I have write two torch.nn modules, and I want pass some learnable parameters between them. I know this may not be the norm, but could this lead to some training errors or parameter updating error?
An toy example is shown in below:
import torch
import torch.nn as nn
class SubModel(nn.Module):
def __init__(self):
super(SubModel, self).__init__()
self.weight = nn.Parameter(torch.randn(5, 5))
self.bias = nn.Parameter(torch.zeros(5))
def forward(self,x,other_params):
hidden = torch.matmul(self.weight,other_params) + self.bias
out = torch.matmul(x,hidden)
return out
class MyModel(nn.Module):
def __init__(self):
super(MyModel, self).__init__()
self.weight = nn.Parameter(torch.randn(5, 5))

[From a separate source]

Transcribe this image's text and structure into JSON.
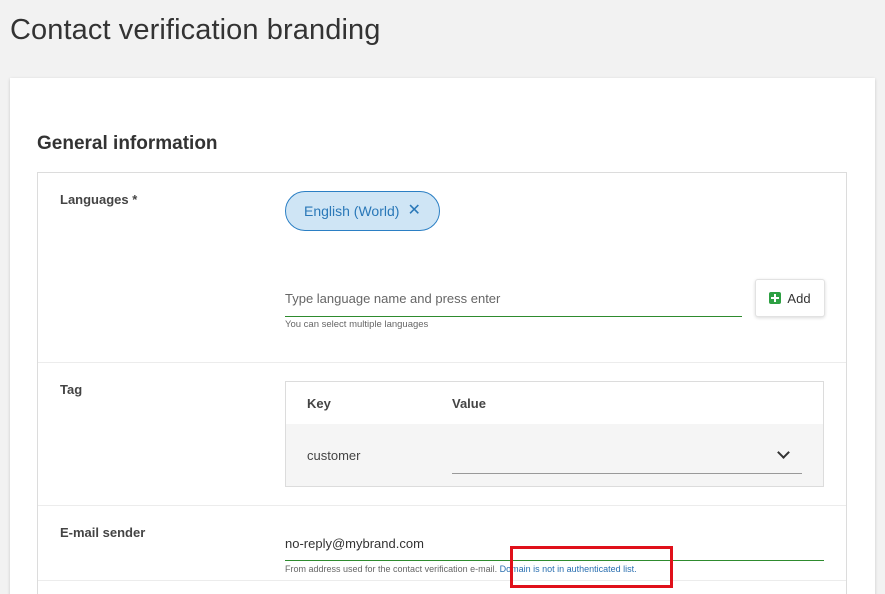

self.bias = nn.Parameter(torch.zeros(5))
self.other_params = nn.Parameter(torch.randn(5,5))
self.sub_model = SubModel()
def forward(self, x):
hidden = self.sub_model(x,self.other_params)
out = torch.matmul(hidden, self.weight.t()) + self.bias
return out
Furthermore, I would like to confirm if this parameter other_params
can be shared among multiple submodels? could this lead to some training errors or parameter updating error? Thank you very much for explaining the method of parameter update.
For example:
class MyModel(nn.Module):
def __init__(self):
super(MyModel, self).__init__()
self.weight = nn.Parameter(torch.randn(5, 5))
self.bias = nn.Parameter(torch.zeros(5))
self.other_params = nn.Parameter(torch.randn(5,5))
# self.sub_model = SubModel()
self.sub_model_1 = SubModel()
self.sub_model_2 = SubModel()
def forward(self, x):
hidden = self.sub_model_1(x,self.other_params)
hidden = self.sub_model_2(hidden,self.other_params)
out = torch.matmul(hidden, self.weight.t()) + self.bias
return out
I have add breakpoints and observed the parameters could be updating and loss is decreased.